Anormal bir yazı olacak. Normalde bu tip konularda yazıyı yazar, gerisini ilgililerin yapacağı soruşturmalardan takip edersin. Tabi yazıların ya dayanağı olmalı ya da belgesi olmalı. Bugüne dek dayanağı olmayan, belgesi olmayan hiçbir habere, köşe yazısına imza atmadım.
Pegasus Havayolları’nın Sabiha Gökçen Havalimanı’nda yaşadığı talihsiz kaza sebebiyle adeta linç edilircesine şirket hakkında kara propaganda yapılmaya başlandı. İtiraf edeyim ki Pegasus ile ilgili de çok haberler kaleme aldık. Kimi eleştirel, kimi övgü. Kısacası ne varsa o idi.

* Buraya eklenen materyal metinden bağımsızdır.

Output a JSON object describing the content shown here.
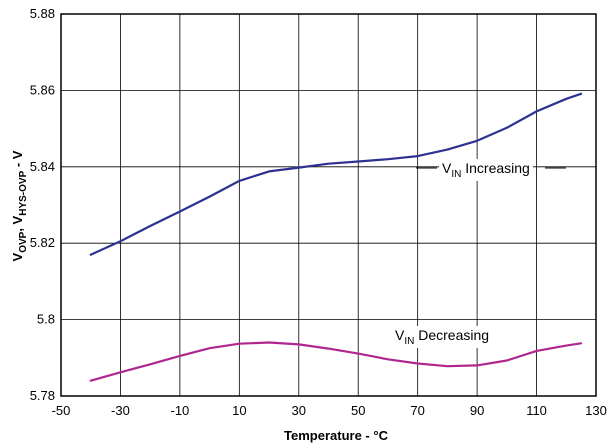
{
  "chart_data": {
    "type": "line",
    "title": "",
    "xlabel": "Temperature - °C",
    "ylabel": {
      "parts": [
        "V",
        "OVP",
        ", V",
        "HYS-OVP",
        " - V"
      ]
    },
    "xlim": [
      -50,
      130
    ],
    "ylim": [
      5.78,
      5.88
    ],
    "xticks": [
      "-50",
      "-30",
      "-10",
      "10",
      "30",
      "50",
      "70",
      "90",
      "110",
      "130"
    ],
    "yticks": [
      "5.78",
      "5.8",
      "5.82",
      "5.84",
      "5.86",
      "5.88"
    ],
    "grid": true,
    "series": [
      {
        "name_parts": [
          "V",
          "IN",
          " Increasing"
        ],
        "color": "#2E3192",
        "x": [
          -40,
          -30,
          -20,
          -10,
          0,
          10,
          20,
          30,
          40,
          50,
          60,
          70,
          80,
          90,
          100,
          110,
          120,
          125
        ],
        "y": [
          5.817,
          5.8205,
          5.8245,
          5.8283,
          5.8322,
          5.8363,
          5.8388,
          5.8398,
          5.8408,
          5.8414,
          5.842,
          5.8428,
          5.8445,
          5.8468,
          5.8502,
          5.8545,
          5.8578,
          5.8591
        ]
      },
      {
        "name_parts": [
          "V",
          "IN",
          " Decreasing"
        ],
        "color": "#B0268F",
        "x": [
          -40,
          -30,
          -20,
          -10,
          0,
          10,
          20,
          30,
          40,
          50,
          60,
          70,
          80,
          90,
          100,
          110,
          120,
          125
        ],
        "y": [
          5.784,
          5.7862,
          5.7883,
          5.7905,
          5.7925,
          5.7937,
          5.794,
          5.7935,
          5.7924,
          5.7911,
          5.7896,
          5.7885,
          5.7878,
          5.788,
          5.7893,
          5.7918,
          5.7932,
          5.7938
        ]
      }
    ]
  }
}
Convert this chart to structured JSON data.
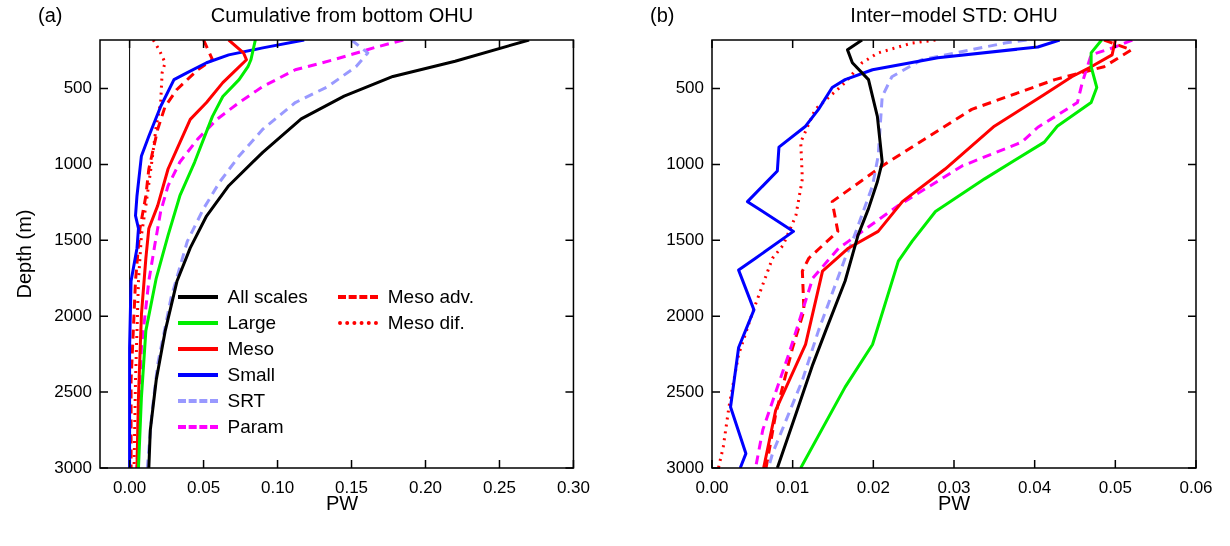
{
  "chart_data": [
    {
      "type": "line",
      "title": "Cumulative from bottom OHU",
      "annotations": [
        "(a)"
      ],
      "xlabel": "PW",
      "ylabel": "Depth (m)",
      "xlim": [
        -0.02,
        0.3
      ],
      "xticks": [
        {
          "value": 0,
          "label": "0.00"
        },
        {
          "value": 0.05,
          "label": "0.05"
        },
        {
          "value": 0.1,
          "label": "0.10"
        },
        {
          "value": 0.15,
          "label": "0.15"
        },
        {
          "value": 0.2,
          "label": "0.20"
        },
        {
          "value": 0.25,
          "label": "0.25"
        },
        {
          "value": 0.3,
          "label": "0.30"
        }
      ],
      "ylim": [
        3000,
        180
      ],
      "yticks": [
        500,
        1000,
        1500,
        2000,
        2500,
        3000
      ],
      "ref_lines": [
        {
          "axis": "x",
          "value": 0,
          "color": "#000000"
        }
      ],
      "legend": "bottom right",
      "series": [
        {
          "name": "All scales",
          "color": "#000000",
          "line_style": "solid",
          "x": [
            0.27,
            0.22,
            0.178,
            0.145,
            0.116,
            0.09,
            0.067,
            0.052,
            0.041,
            0.032,
            0.024,
            0.018,
            0.014,
            0.013
          ],
          "values": [
            180,
            320,
            420,
            550,
            700,
            920,
            1140,
            1340,
            1550,
            1770,
            2100,
            2420,
            2750,
            3000
          ]
        },
        {
          "name": "Large",
          "color": "#00ee00",
          "line_style": "solid",
          "x": [
            0.085,
            0.082,
            0.08,
            0.074,
            0.063,
            0.056,
            0.05,
            0.044,
            0.034,
            0.026,
            0.018,
            0.011,
            0.008,
            0.006
          ],
          "values": [
            180,
            310,
            356,
            441,
            552,
            683,
            833,
            984,
            1206,
            1467,
            1750,
            2095,
            2533,
            3000
          ]
        },
        {
          "name": "Meso",
          "color": "#ff0000",
          "line_style": "solid",
          "x": [
            0.067,
            0.077,
            0.079,
            0.07,
            0.063,
            0.052,
            0.041,
            0.032,
            0.026,
            0.019,
            0.013,
            0.011,
            0.008,
            0.006,
            0.005
          ],
          "values": [
            180,
            265,
            310,
            395,
            461,
            592,
            703,
            899,
            1030,
            1271,
            1422,
            1618,
            1990,
            2533,
            3000
          ]
        },
        {
          "name": "Small",
          "color": "#0000ff",
          "line_style": "solid",
          "x": [
            0.118,
            0.09,
            0.067,
            0.052,
            0.039,
            0.03,
            0.021,
            0.013,
            0.008,
            0.005,
            0.004,
            0.006,
            0.005,
            0.001,
            0.0,
            0.0
          ],
          "values": [
            180,
            232,
            278,
            330,
            395,
            441,
            618,
            814,
            944,
            1206,
            1337,
            1422,
            1552,
            1768,
            2206,
            3000
          ]
        },
        {
          "name": "SRT",
          "color": "#9999ff",
          "line_style": "dashed",
          "x": [
            0.15,
            0.161,
            0.153,
            0.134,
            0.112,
            0.09,
            0.074,
            0.061,
            0.05,
            0.039,
            0.028,
            0.019,
            0.015,
            0.012
          ],
          "values": [
            180,
            265,
            356,
            487,
            592,
            768,
            944,
            1114,
            1291,
            1507,
            1879,
            2317,
            2644,
            3000
          ]
        },
        {
          "name": "Param",
          "color": "#ff00ff",
          "line_style": "dashed",
          "x": [
            0.185,
            0.167,
            0.138,
            0.112,
            0.09,
            0.074,
            0.059,
            0.046,
            0.034,
            0.026,
            0.021,
            0.017,
            0.013,
            0.008,
            0.006,
            0.005
          ],
          "values": [
            180,
            226,
            310,
            376,
            487,
            592,
            703,
            833,
            984,
            1141,
            1310,
            1533,
            1768,
            2206,
            2644,
            3000
          ]
        },
        {
          "name": "Meso adv.",
          "color": "#ff0000",
          "line_style": "dashed",
          "x": [
            0.05,
            0.056,
            0.046,
            0.032,
            0.024,
            0.019,
            0.013,
            0.011,
            0.007,
            0.004,
            0.001,
            0.001
          ],
          "values": [
            180,
            310,
            376,
            506,
            618,
            768,
            1030,
            1206,
            1422,
            1768,
            2422,
            3000
          ]
        },
        {
          "name": "Meso dif.",
          "color": "#ff0000",
          "line_style": "dotted",
          "x": [
            0.016,
            0.02,
            0.024,
            0.022,
            0.021,
            0.018,
            0.015,
            0.011,
            0.008,
            0.006,
            0.004,
            0.003
          ],
          "values": [
            180,
            245,
            330,
            395,
            592,
            748,
            984,
            1271,
            1467,
            1768,
            2422,
            3000
          ]
        }
      ]
    },
    {
      "type": "line",
      "title": "Inter−model STD: OHU",
      "annotations": [
        "(b)"
      ],
      "xlabel": "PW",
      "xlim": [
        0,
        0.06
      ],
      "xticks": [
        {
          "value": 0,
          "label": "0.00"
        },
        {
          "value": 0.01,
          "label": "0.01"
        },
        {
          "value": 0.02,
          "label": "0.02"
        },
        {
          "value": 0.03,
          "label": "0.03"
        },
        {
          "value": 0.04,
          "label": "0.04"
        },
        {
          "value": 0.05,
          "label": "0.05"
        },
        {
          "value": 0.06,
          "label": "0.06"
        }
      ],
      "ylim": [
        3000,
        180
      ],
      "yticks": [
        500,
        1000,
        1500,
        2000,
        2500,
        3000
      ],
      "series": [
        {
          "color": "#000000",
          "line_style": "solid",
          "x": [
            0.0186,
            0.0168,
            0.0174,
            0.0194,
            0.0199,
            0.0205,
            0.0211,
            0.0205,
            0.0194,
            0.0181,
            0.0165,
            0.0141,
            0.0125,
            0.0104,
            0.0081
          ],
          "values": [
            180,
            245,
            330,
            441,
            552,
            683,
            984,
            1114,
            1291,
            1467,
            1768,
            2095,
            2317,
            2644,
            3000
          ]
        },
        {
          "color": "#00ee00",
          "line_style": "solid",
          "x": [
            0.0483,
            0.047,
            0.047,
            0.0477,
            0.047,
            0.0428,
            0.0412,
            0.0338,
            0.0277,
            0.0248,
            0.0231,
            0.0199,
            0.0165,
            0.011
          ],
          "values": [
            180,
            265,
            356,
            493,
            592,
            748,
            853,
            1095,
            1310,
            1507,
            1637,
            2186,
            2467,
            3000
          ]
        },
        {
          "color": "#ff0000",
          "line_style": "solid",
          "x": [
            0.05,
            0.0496,
            0.047,
            0.0446,
            0.0412,
            0.035,
            0.0289,
            0.0236,
            0.0206,
            0.0169,
            0.0137,
            0.0116,
            0.0079,
            0.0064
          ],
          "values": [
            180,
            278,
            356,
            422,
            539,
            748,
            1030,
            1245,
            1441,
            1552,
            1703,
            2186,
            2618,
            3000
          ]
        },
        {
          "color": "#0000ff",
          "line_style": "solid",
          "x": [
            0.0431,
            0.0404,
            0.028,
            0.0199,
            0.0165,
            0.0149,
            0.0132,
            0.0116,
            0.0083,
            0.0081,
            0.0044,
            0.0101,
            0.0054,
            0.0033,
            0.0052,
            0.0033,
            0.0023,
            0.0042,
            0.0035
          ],
          "values": [
            180,
            226,
            297,
            376,
            441,
            493,
            637,
            748,
            886,
            1043,
            1245,
            1441,
            1618,
            1696,
            1958,
            2206,
            2598,
            2905,
            3000
          ]
        },
        {
          "color": "#9999ff",
          "line_style": "dashed",
          "x": [
            0.039,
            0.0363,
            0.026,
            0.0223,
            0.0211,
            0.0206,
            0.0199,
            0.0174,
            0.0165,
            0.0132,
            0.0112,
            0.0075,
            0.007
          ],
          "values": [
            180,
            200,
            310,
            422,
            552,
            944,
            1141,
            1507,
            1618,
            2095,
            2422,
            2905,
            3000
          ]
        },
        {
          "color": "#ff00ff",
          "line_style": "dashed",
          "x": [
            0.0521,
            0.05,
            0.047,
            0.0459,
            0.0453,
            0.0404,
            0.0384,
            0.031,
            0.0231,
            0.0169,
            0.0157,
            0.0125,
            0.0095,
            0.0063,
            0.0054
          ],
          "values": [
            180,
            226,
            278,
            461,
            592,
            755,
            853,
            1010,
            1271,
            1507,
            1552,
            1748,
            2252,
            2748,
            3000
          ]
        },
        {
          "color": "#ff0000",
          "line_style": "dashed",
          "x": [
            0.0486,
            0.052,
            0.0486,
            0.0425,
            0.0322,
            0.0211,
            0.0149,
            0.0156,
            0.012,
            0.0112,
            0.0114,
            0.01,
            0.0079,
            0.0067
          ],
          "values": [
            180,
            245,
            356,
            441,
            637,
            1010,
            1245,
            1441,
            1618,
            1703,
            1964,
            2206,
            2644,
            3000
          ]
        },
        {
          "color": "#ff0000",
          "line_style": "dotted",
          "x": [
            0.0277,
            0.0248,
            0.0206,
            0.0186,
            0.0165,
            0.0128,
            0.011,
            0.0112,
            0.0104,
            0.0088,
            0.0075,
            0.0051,
            0.0033,
            0.0021,
            0.0014,
            0.0008
          ],
          "values": [
            180,
            200,
            265,
            330,
            461,
            637,
            853,
            1095,
            1337,
            1533,
            1618,
            1964,
            2252,
            2598,
            2860,
            3000
          ]
        }
      ]
    }
  ]
}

Kazanın üzerinden “Neden hep Pegasus” algısı açıkçası milli bir değer olan Pegasus Havayolları’nın yıpratılması, asılsız haberler yapılması, havacılığı bilip-bilmeyen herkesin konuşmasını bu alanda yayın yapan bir portalın sahibi olarak doğru bulmadık.
Sabiha Gökçen Havalimanı da bu manada Pegasus üzerinden yıpratılmak isteniyor, itibarsızlaştırılmak isteniyor, ülkenin Ulaştırma Bakanı dahi pistlerle ilgili sorun olduğunu söylemekten çekinmiyordu.
Oysa bir bakanın yapması gereken pistlerde sorun olduğunu açıklamak değil, pistlerdeki sorunu çözmek, yılan hikayesine dönen ikinci pistin neden bitirilmediğini sorgulamak ve sorumlulara hesap sormak olmalıydı.
Bütün bu algıların altında da İstanbul Havalimanı’nın işlevselliğinin artırılması olarak karşımıza çıktığını düşünmekten başka yol kalmıyordu.
Hele ki; Sabiha Gökçen Havalimanı ikinci pist ihalesini alan MAKYOL inşaata Kalyon ve Cengiz inşaatın eklenmesi şüpheleri doğrular nitelikte idi.
İstanbul Havalimanı işlevsel hale getirilirken içeride neler yaşandığını, hangi yöneticilerin nasıl işler çevirdiğini araştırmak, İGA’nın nasıl zarar ettirildiğini dolayısıyla DHMİ’nin de dolaylı zarara uğratıldığını açıklamak hangi yöneticilerin nemalandığını yazmak da bize düştü.
Elimde olan belgeye göre yazacağım.
İGA Ticaret bölümü ne iş yapar? Kendimiz cevaplayalım. Ticari alanları kiralamak ve bunların takibini yapmak.
Peki, bunu yaparken birinci önceliği nedir? İGA’nin ticari çıkarını düşünmek. Böyle mi oluyor? Hayır.
Ey İGA sahipleri. Uyanın ve sağınıza solunuza ticaret departmanınıza bir göz atın.
“Bende belge var” diyorum, “Rüşvet aldılar” diyorum, daha ne diyeyim. Elimde banka dekontları var, pahalı ve lüks takılar, saatler, kıyafetler, ultra lüks çantalar, yurtdışı tatiller ve Bodrum Cennet koyu Mandarin Otel’de tatil masrafları ödetiyor daha ne söyleyeyim.
Ticaret departmanınızdaki güvendiğiniz yönetici Z.Ş’yi bir araştırın diyorum.
Mesela; metre karesine 1200 ile 700 Avro istediği firmalar yarısına yakın bir kira bedeli teklif etmesini reddeden Z.Ş, aynı yeri 170 Avro’ya neden kiralamıştır? Aradaki farkı yönetime nasıl izah etmiştir?
Z.Ş, kendisi hariç en yakınları üzerine para aktartmış mıdır?
Z.Ş, Göktürk’te milyonlarca liralık eve nasıl sahip oldu? Bilen var mı? İGA içten içe kemiriliyor bilen var mı?
Z.Ş’yi; İGA’da kimler koruyor? İGA sahipleri bu yöneticiyi kimin koruyup kolladığını, şirkete ne kadar zarar açtığını araştıracak bir yöneticiniz var mı?
İGA sahiplerine ihbar ediyorum. Z.Ş’yi araştırın, koruyanı da araştırın. Ne kadar indirdi bir bakıverin. Sonra da bana dua edersiniz.
Sonra yeniden hesap yapar, aradaki zararın kimden tahsil edileceğine karar verirsiniz.
Ha belge mi? Belgeler bende. Gerektiği zaman gereken yapılır.